Calibration: the metric that matters
Accuracy tells you how often the single most likely outcome happens. Calibration tells you whether the probabilities themselves are trustworthy — and for betting, that’s what counts. If we label a batch of tips “70% likely”, roughly 70% of them should win. We track this continuously and surface it on each tip as an AI Confidence label (High / Medium / Low).
See the model in action
Check today’s tips and their confidence scores
Frequently asked questions
What prediction models does Daily Sport Pick use?
We combine three modelling approaches into one ensemble: a machine-learning model (gradient-boosted decision trees) trained on 28,000+ historical matches, a Poisson goals model, and a Dixon-Coles model that corrects for low-scoring results. Their outputs are merged into a single confidence score between 0 and 100.
What is the ensemble confidence score?
The ensemble score (0–100) blends the three approaches with fixed weights — machine learning 60%, Poisson 20% and Dixon-Coles 20% — then adds bonuses when the models agree and when one outcome clearly leads. Higher scores mean stronger agreement across models.
How accurate is the AI model?
On a strict chronological test set (train on the past, test on the most recent matches), our machine-learning model predicts the correct 1X2 result about 45% of the time — well above the 33% you’d expect from guessing a three-way market. We report this honest out-of-time figure rather than an inflated random-split number, and we focus on whether our probabilities are well calibrated.
Why is your accuracy lower than some other tipster sites?
Because we measure it honestly.

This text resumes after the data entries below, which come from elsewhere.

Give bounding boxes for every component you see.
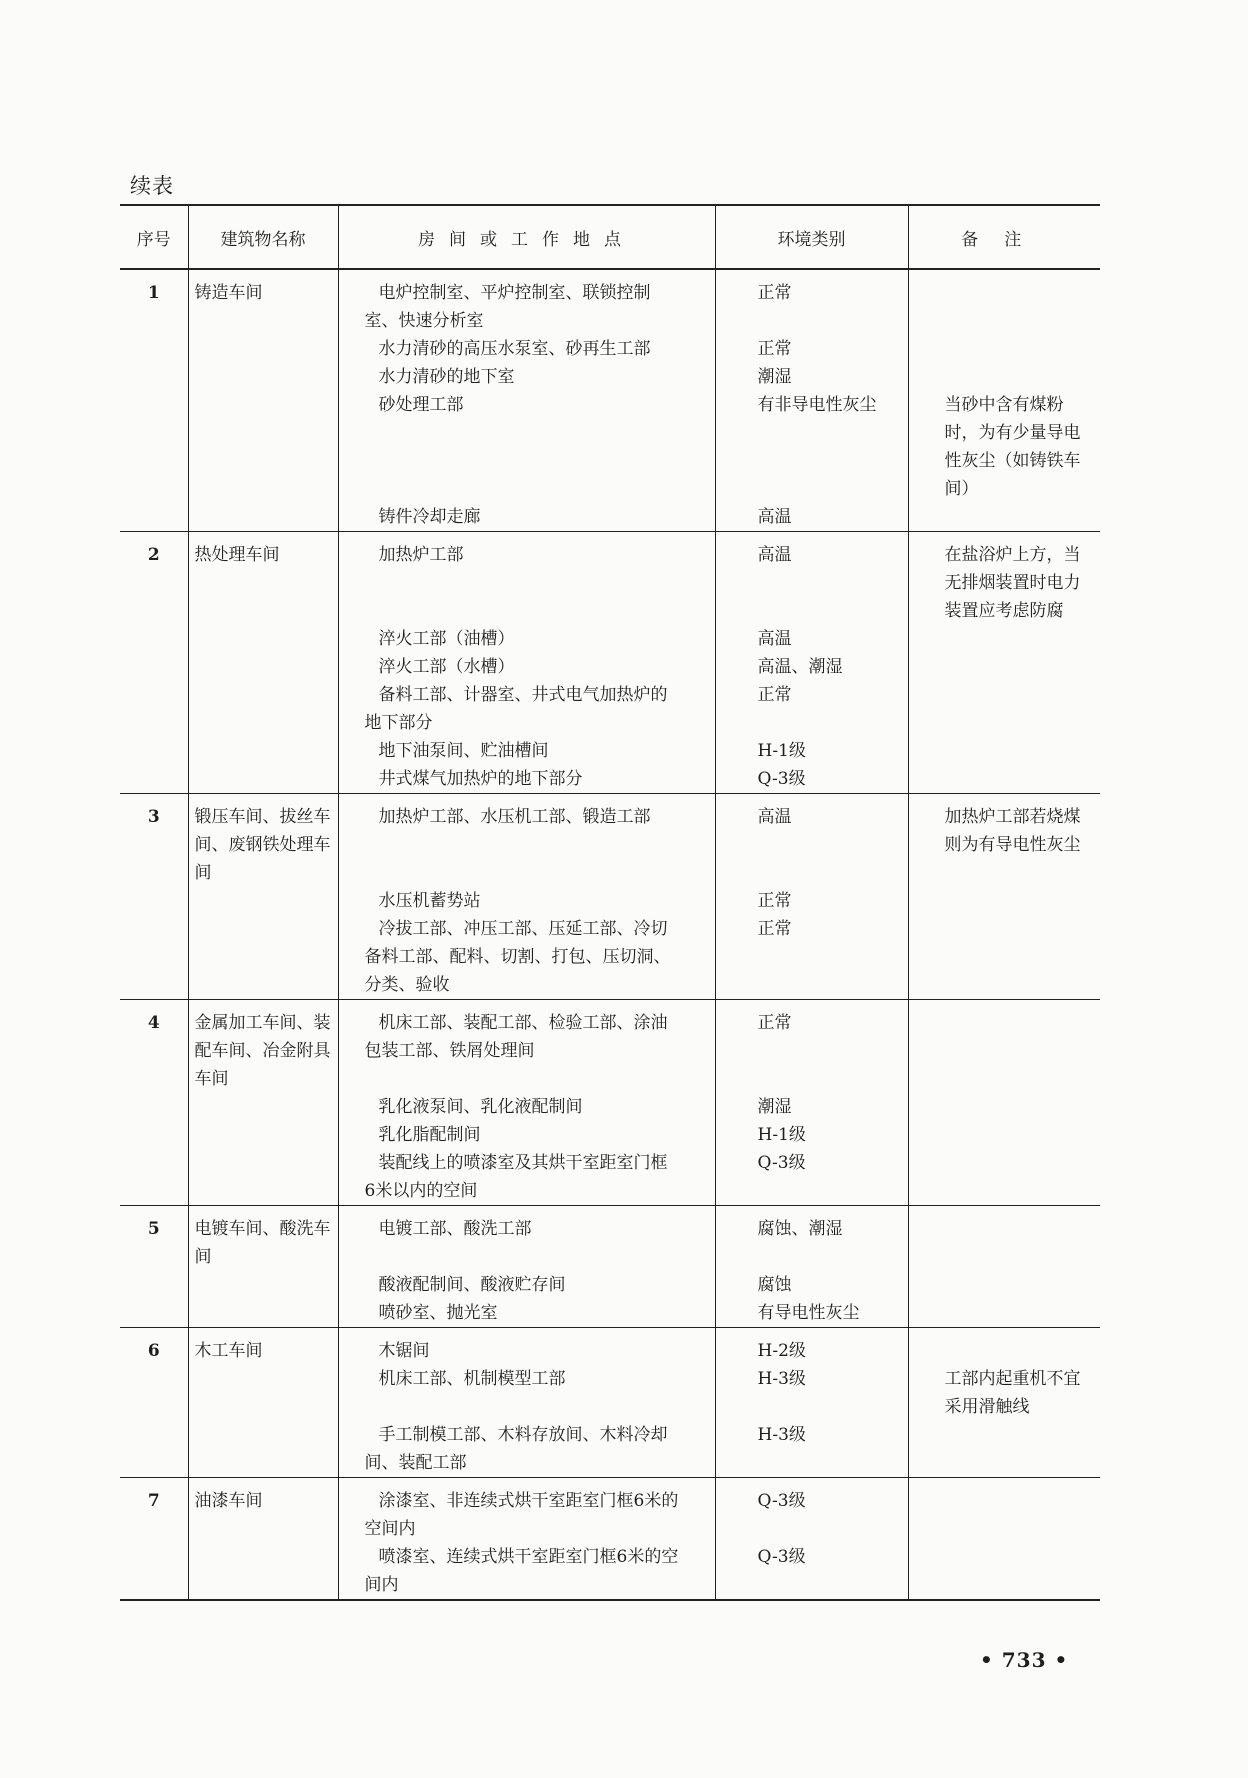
room-line xyxy=(345,859,709,887)
note-text: 工部内起重机不宜采用滑触线 xyxy=(944,1369,1081,1417)
building-name: 金属加工车间、装配车间、冶金附具车间 xyxy=(188,1000,338,1206)
room-cell xyxy=(338,1328,715,1478)
room-line xyxy=(345,1065,709,1093)
env-cell xyxy=(715,1328,908,1478)
building-name: 热处理车间 xyxy=(188,532,338,794)
note-cell xyxy=(908,794,1100,1000)
env-line xyxy=(722,1449,902,1477)
env-line xyxy=(722,1177,902,1205)
room-line: 包装工部、铁屑处理间 xyxy=(364,1041,535,1061)
env-line: H-3级 xyxy=(757,1369,806,1389)
env-line: Q-3级 xyxy=(757,769,806,789)
room-line xyxy=(345,447,709,475)
room-line: 井式煤气加热炉的地下部分 xyxy=(378,769,583,789)
room-line: 室、快速分析室 xyxy=(364,311,484,331)
env-line: 正常 xyxy=(757,891,792,911)
env-line xyxy=(722,597,902,625)
row-number: 6 xyxy=(120,1328,188,1478)
building-name: 木工车间 xyxy=(188,1328,338,1478)
row-number: 4 xyxy=(120,1000,188,1206)
room-line: 机床工部、装配工部、检验工部、涂油 xyxy=(378,1013,668,1033)
note-cell xyxy=(908,1206,1100,1328)
room-line: 砂处理工部 xyxy=(378,395,464,415)
table-row xyxy=(120,532,1100,794)
room-cell xyxy=(338,1000,715,1206)
row-number: 2 xyxy=(120,532,188,794)
room-line: 地下油泵间、贮油槽间 xyxy=(378,741,549,761)
env-line: 有导电性灰尘 xyxy=(757,1303,860,1323)
env-line: Q-3级 xyxy=(757,1491,806,1511)
table-row xyxy=(120,269,1100,532)
room-line: 水力清砂的地下室 xyxy=(378,367,515,387)
room-line xyxy=(345,419,709,447)
env-line: H-1级 xyxy=(757,1125,806,1145)
room-cell xyxy=(338,269,715,532)
header-env: 环境类别 xyxy=(715,205,908,269)
room-line: 地下部分 xyxy=(364,713,433,733)
room-line: 水力清砂的高压水泵室、砂再生工部 xyxy=(378,339,651,359)
room-line xyxy=(345,1393,709,1421)
room-line: 备料工部、配料、切割、打包、压切洞、 xyxy=(364,947,671,967)
room-line: 电镀工部、酸洗工部 xyxy=(378,1219,532,1239)
env-line xyxy=(722,859,902,887)
room-line xyxy=(345,597,709,625)
env-cell xyxy=(715,1478,908,1601)
room-line: 喷砂室、抛光室 xyxy=(378,1303,498,1323)
room-line: 空间内 xyxy=(364,1519,416,1539)
room-cell xyxy=(338,1478,715,1601)
env-line xyxy=(722,1065,902,1093)
room-line: 机床工部、机制模型工部 xyxy=(378,1369,566,1389)
env-line xyxy=(722,1037,902,1065)
room-line: 电炉控制室、平炉控制室、联锁控制 xyxy=(378,283,651,303)
room-line: 乳化液泵间、乳化液配制间 xyxy=(378,1097,583,1117)
room-line: 喷漆室、连续式烘干室距室门框6米的空 xyxy=(378,1547,679,1567)
env-line: 高温 xyxy=(757,545,792,565)
note-cell xyxy=(908,269,1100,532)
env-line: 有非导电性灰尘 xyxy=(757,395,877,415)
room-line xyxy=(345,1243,709,1271)
env-line: H-2级 xyxy=(757,1341,806,1361)
table-row xyxy=(120,1478,1100,1601)
room-line: 间、装配工部 xyxy=(364,1453,467,1473)
note-text: 加热炉工部若烧煤则为有导电性灰尘 xyxy=(944,807,1081,855)
env-line: 正常 xyxy=(757,685,792,705)
env-cell xyxy=(715,532,908,794)
environment-classification-table xyxy=(120,204,1100,1601)
note-cell xyxy=(908,1000,1100,1206)
note-cell xyxy=(908,1328,1100,1478)
page-number: • 733 • xyxy=(980,1648,1069,1672)
room-line xyxy=(345,569,709,597)
env-line: 高温 xyxy=(757,629,792,649)
header-note: 备注 xyxy=(908,205,1100,269)
room-line: 分类、验收 xyxy=(364,975,450,995)
note-cell xyxy=(908,532,1100,794)
header-room: 房间或工作地点 xyxy=(338,205,715,269)
table-row xyxy=(120,1328,1100,1478)
note-cell xyxy=(908,1478,1100,1601)
env-line: 潮湿 xyxy=(757,367,792,387)
room-line xyxy=(345,475,709,503)
env-line xyxy=(722,1571,902,1599)
env-line: 正常 xyxy=(757,1013,792,1033)
header-row xyxy=(120,205,1100,269)
env-line: Q-3级 xyxy=(757,1547,806,1567)
building-name: 锻压车间、拔丝车间、废钢铁处理车间 xyxy=(188,794,338,1000)
table-row xyxy=(120,1000,1100,1206)
env-line: 腐蚀 xyxy=(757,1275,792,1295)
table-row xyxy=(120,1206,1100,1328)
env-line: 正常 xyxy=(757,339,792,359)
env-line xyxy=(722,709,902,737)
env-line: 正常 xyxy=(757,283,792,303)
note-text: 在盐浴炉上方，当无排烟装置时电力装置应考虑防腐 xyxy=(944,545,1081,621)
env-line xyxy=(722,307,902,335)
env-line: H-3级 xyxy=(757,1425,806,1445)
env-line xyxy=(722,971,902,999)
room-line: 装配线上的喷漆室及其烘干室距室门框 xyxy=(378,1153,668,1173)
env-line xyxy=(722,1393,902,1421)
env-line: 腐蚀、潮湿 xyxy=(757,1219,843,1239)
room-cell xyxy=(338,1206,715,1328)
room-line: 酸液配制间、酸液贮存间 xyxy=(378,1275,566,1295)
env-line xyxy=(722,419,902,447)
env-cell xyxy=(715,1206,908,1328)
env-cell xyxy=(715,1000,908,1206)
room-line: 手工制模工部、木料存放间、木料冷却 xyxy=(378,1425,668,1445)
room-line: 冷拔工部、冲压工部、压延工部、冷切 xyxy=(378,919,668,939)
building-name: 油漆车间 xyxy=(188,1478,338,1601)
header-building: 建筑物名称 xyxy=(188,205,338,269)
env-line: 高温 xyxy=(757,807,792,827)
room-line: 间内 xyxy=(364,1575,399,1595)
env-line: 高温 xyxy=(757,507,792,527)
room-line: 6米以内的空间 xyxy=(364,1181,478,1201)
env-line: Q-3级 xyxy=(757,1153,806,1173)
row-number: 3 xyxy=(120,794,188,1000)
env-cell xyxy=(715,794,908,1000)
row-number: 5 xyxy=(120,1206,188,1328)
room-line: 铸件冷却走廊 xyxy=(378,507,481,527)
room-line: 涂漆室、非连续式烘干室距室门框6米的 xyxy=(378,1491,679,1511)
env-line: 高温、潮湿 xyxy=(757,657,843,677)
room-line: 淬火工部（水槽） xyxy=(378,657,515,677)
env-line xyxy=(722,475,902,503)
env-line xyxy=(722,569,902,597)
building-name: 铸造车间 xyxy=(188,269,338,532)
env-line xyxy=(722,1243,902,1271)
env-line xyxy=(722,447,902,475)
row-number: 7 xyxy=(120,1478,188,1601)
env-line xyxy=(722,831,902,859)
header-no: 序号 xyxy=(120,205,188,269)
room-cell xyxy=(338,532,715,794)
room-line: 加热炉工部 xyxy=(378,545,464,565)
building-name: 电镀车间、酸洗车间 xyxy=(188,1206,338,1328)
env-line: 正常 xyxy=(757,919,792,939)
env-cell xyxy=(715,269,908,532)
room-line: 加热炉工部、水压机工部、锻造工部 xyxy=(378,807,651,827)
room-line: 备料工部、计器室、井式电气加热炉的 xyxy=(378,685,668,705)
env-line xyxy=(722,1515,902,1543)
room-line: 水压机蓄势站 xyxy=(378,891,481,911)
table-row xyxy=(120,794,1100,1000)
room-line: 淬火工部（油槽） xyxy=(378,629,515,649)
env-line: H-1级 xyxy=(757,741,806,761)
table-caption: 续表 xyxy=(130,174,174,198)
row-number: 1 xyxy=(120,269,188,532)
room-line: 乳化脂配制间 xyxy=(378,1125,481,1145)
env-line: 潮湿 xyxy=(757,1097,792,1117)
note-text: 当砂中含有煤粉时，为有少量导电性灰尘（如铸铁车间） xyxy=(944,395,1081,499)
room-line xyxy=(345,831,709,859)
env-line xyxy=(722,943,902,971)
room-line: 木锯间 xyxy=(378,1341,430,1361)
room-cell xyxy=(338,794,715,1000)
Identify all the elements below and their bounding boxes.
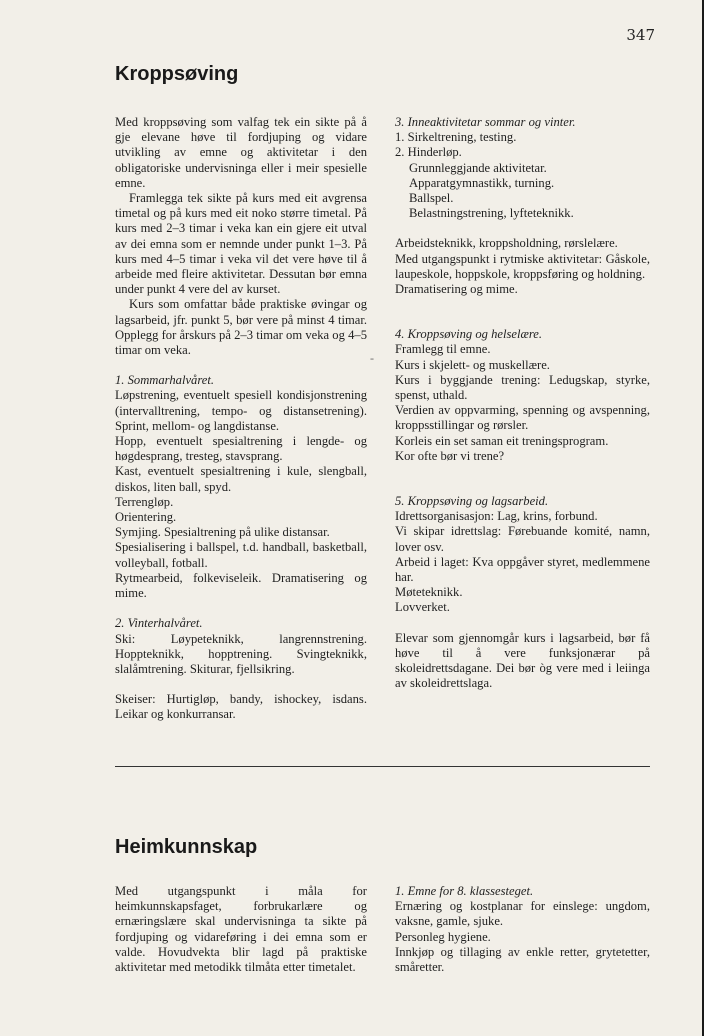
elevar-paragraph: Elevar som gjennomgår kurs i lagsarbeid, bør få høve til å vere funksjonærar på skoleidrettsdagane. Dei bør òg vere med i leiinga av skoleidrettslaga.: [395, 630, 650, 691]
sommar-line: Symjing. Spesialtrening på ulike distansar.: [115, 525, 330, 540]
emne-line: Innkjøp og tillaging av enkle retter, grytetetter, småretter.: [395, 944, 650, 975]
helse-line: Verdien av oppvarming, spenning og avspenning, kroppsstillingar og rørsler.: [395, 403, 650, 433]
left-column-kroppsoving: [115, 115, 367, 723]
inne-subitem: Belastningstrening, lyfteteknikk.: [409, 206, 574, 221]
inne-item: 2. Hinderløp.: [395, 145, 462, 160]
heading-helselaere: 4. Kroppsøving og helselære.: [395, 327, 543, 342]
section-title-heimkunnskap: Heimkunnskap: [115, 836, 258, 858]
intro-paragraph: Med kroppsøving som valfag tek ein sikte på å gje elevane høve til fordjuping og vidare utvikling av emne og aktivitetar i den obligatoriske undervisninga eller i meir spesielle emne.: [115, 115, 367, 190]
paragraph-framlegga: Framlegga tek sikte på kurs med eit avgrensa timetal og på kurs med eit noko større timetal. På kurs med 2–3 timar i veka kan ein gjere eit utval av dei emna som er nemnde under punkt 1–3. På kurs med 4–5 timar i veka vil det vere høve til å arbeide med fleire aktivitetar. Dessutan bør emna under punkt 4 vere del av kurset.: [115, 191, 367, 297]
sommar-line: Løpstrening, eventuelt spesiell kondisjonstrening (intervalltrening, tempo- og distansetrening). Sprint, mellom- og langdistanse.: [115, 388, 367, 433]
heading-vinterhalvaret: 2. Vinterhalvåret.: [115, 616, 203, 631]
right-column-kroppsoving: [395, 115, 650, 692]
heading-lagsarbeid: 5. Kroppsøving og lagsarbeid.: [395, 494, 549, 509]
lag-line: Idrettsorganisasjon: Lag, krins, forbund.: [395, 509, 598, 524]
arbeid-line: Arbeidsteknikk, kroppsholdning, rørslelære.: [395, 236, 618, 251]
inne-subitem: Apparatgymnastikk, turning.: [409, 175, 555, 190]
emne-line: Ernæring og kostplanar for einslege: ungdom, vaksne, gamle, sjuke.: [395, 899, 650, 929]
helse-line: Korleis ein set saman eit treningsprogram.: [395, 433, 609, 448]
helse-line: Framlegg til emne.: [395, 342, 491, 357]
section-divider: [115, 766, 650, 767]
heading-inneaktivitetar: 3. Inneaktivitetar sommar og vinter.: [395, 115, 576, 129]
sommar-line: Terrengløp.: [115, 494, 174, 509]
right-column-heimkunnskap: [395, 884, 650, 975]
section-title-kroppsoving: Kroppsøving: [115, 63, 239, 85]
heimkunnskap-intro: Med utgangspunkt i måla for heimkunnskapsfaget, forbrukarlære og ernæringslære skal undervisninga ta sikte på fordjuping og vidareføring i dei emna som er valde. Hovudvekta blir lagd på praktiske aktivitetar med metodikk tilmåta etter timetalet.: [115, 884, 367, 975]
lag-line: Arbeid i laget: Kva oppgåver styret, medlemmene har.: [395, 554, 650, 585]
helse-line: Kor ofte bør vi trene?: [395, 448, 505, 463]
sommar-line: Spesialisering i ballspel, t.d. handball, basketball, volleyball, fotball.: [115, 540, 367, 570]
lag-line: Møteteknikk.: [395, 585, 463, 600]
sommar-line: Kast, eventuelt spesialtrening i kule, slengball, diskos, liten ball, spyd.: [115, 464, 367, 494]
paragraph-kurs: Kurs som omfattar både praktiske øvingar og lagsarbeid, jfr. punkt 5, bør vere på minst 4 timar. Opplegg for årskurs på 2–3 timar om veka og 4–5 timar om veka.: [115, 297, 367, 358]
vinter-line: Ski: Løypeteknikk, langrennstrening. Hoppteknikk, hopptrening. Svingteknikk, slalåmtrening. Skiturar, fjellsikring.: [115, 631, 367, 676]
inne-item: 1. Sirkeltrening, testing.: [395, 130, 517, 145]
skeiser-paragraph: Skeiser: Hurtigløp, bandy, ishockey, isdans. Leikar og konkurransar.: [115, 692, 367, 722]
arbeid-line: Dramatisering og mime.: [395, 282, 518, 297]
sommar-line: Hopp, eventuelt spesialtrening i lengde- og høgdesprang, tresteg, stavsprang.: [115, 434, 367, 464]
sommar-line: Orientering.: [115, 510, 177, 525]
inne-subitem: Ballspel.: [409, 191, 454, 206]
lag-line: Lovverket.: [395, 600, 450, 615]
helse-line: Kurs i skjelett- og muskellære.: [395, 357, 550, 372]
left-column-heimkunnskap: [115, 884, 367, 975]
heading-emne-8-klasse: 1. Emne for 8. klassesteget.: [395, 884, 534, 898]
helse-line: Kurs i byggjande trening: Ledugskap, styrke, spenst, uthald.: [395, 372, 650, 403]
emne-line: Personleg hygiene.: [395, 929, 491, 944]
inne-subitem: Grunnleggjande aktivitetar.: [409, 160, 547, 175]
sommar-line: Rytmearbeid, folkeviseleik. Dramatisering og mime.: [115, 570, 367, 601]
heading-sommarhalvaret: 1. Sommarhalvåret.: [115, 373, 214, 388]
margin-mark: -: [370, 351, 374, 365]
lag-line: Vi skipar idrettslag: Førebuande komité, namn, lover osv.: [395, 524, 650, 554]
arbeid-line: Med utgangspunkt i rytmiske aktivitetar: Gåskole, laupeskole, hoppskole, kroppsføring og holdning.: [395, 251, 650, 281]
page-number: 347: [626, 26, 655, 44]
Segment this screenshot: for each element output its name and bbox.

A random train/test split can push reported football accuracy well above 60%, but it leaks information from the future into the test. We use a chronological split that mirrors real betting conditions, which gives roughly 45%. We’d rather publish a real number than a flattering one.
What does the score heatmap show?
The score heatmap shows the probability of every scoreline from 0-0 to 4-4, based on the Dixon-Coles model. Blue cells are home-win scenarios, grey cells are draws and orange cells are away wins. Darker colours mean higher probability.
Why do Poisson and Dixon-Coles have lower 1X2 accuracy than the machine-learning model?
They’re not built primarily to pick winners. They model how many goals each team is likely to score, which makes them strong for Over/Under and exact-score markets. Their role in the ensemble is complementary — they add goals and scoreline information the machine-learning model doesn’t capture directly.